Dropbox for Business scores another security certification

Dropbox has been issued the ISO 27001 certificate, which includes the 2013 revision of the standard that has been updated with cloud services in mind.

Dropbox has announced the addition of ISO 27001 certification to its growing list of compliances for Dropbox for Business.

The ISO 27001 certificate (PDF) has been issued by an independent third party in the Netherlands, and is recognised in all countries with IAF membership, including Australia and New Zealand. It validates the company's approach to maintain security, confidentiality, integrity, and availability of data.
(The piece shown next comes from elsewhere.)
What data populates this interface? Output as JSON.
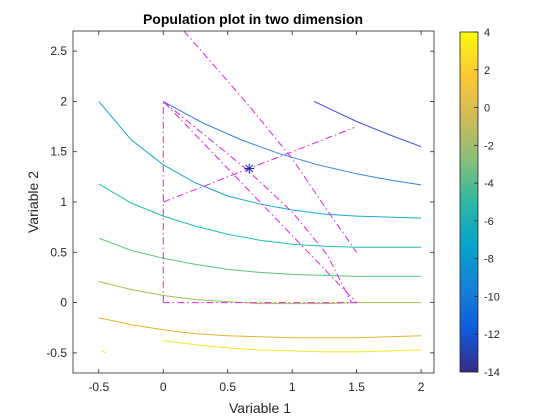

According to Dropbox, it's among the first in the industry to be certified using the 2013 revision of the standard, which has been updated with cloud services in mind.

"Achieving ISO 27001 certification signifies that we've demonstrated our promise to continually improve the security of your data under the ISO/IEC 27001:2013 standard," the company wrote on its blog.

"You can trust that the information security management program we've built is top notch — it's designed and tested based on the framework in this standard, which is the most widely accepted of its kind globally."

In July, the company announced that it was further enhancing the security features of Dropbox for Business by improving the sharing permission of links by adding password protection and expiration to ensure that the links do not stay active forever. These links are often shared via email to other users who do not have a Dropbox account.

There's also a read-only shared folders function, where administrators will be able to control who can view and edit contents, or only be able to view them.

Ilya Fushman, Dropbox for Business head of product, told ZDNet at the time that the main objectives were making sure that employees are productive, and ensuring their data is safe and secure.

Earlier this month, an unnamed hacker group claimed that it had accessed around 6,937,081 Dropbox accounts . Dropbox issued a statement soon afterwards disputing the group's claims, however.

"These usernames and passwords were unfortunately stolen from other services and used in attempts to log in to Dropbox accounts," the company said.

"We'd previously detected these attacks, and the vast majority of the passwords posted have been expired for some time now. All other remaining passwords have been expired as well."

Former government contractor Edward Snowden has previously accused Dropbox of being hostile to privacy , warning users to be more privacy conscious when it comes to online cloud storage, particularly since Condoleezza Rice was recently appointed to the company's board.

Ross Piper, Dropbox enterprise strategy vice president, has previously defended the company's decision to hire Rice , and said the company's privacy policy remains unchanged.

"It doesn't change our privacy policy. Our reasons for bringing Dr Rice on board centres around her incredible experience managing very large-scale organisations ... as well as dealing with very highly talented individuals, which suits our engineering culture very well," he said.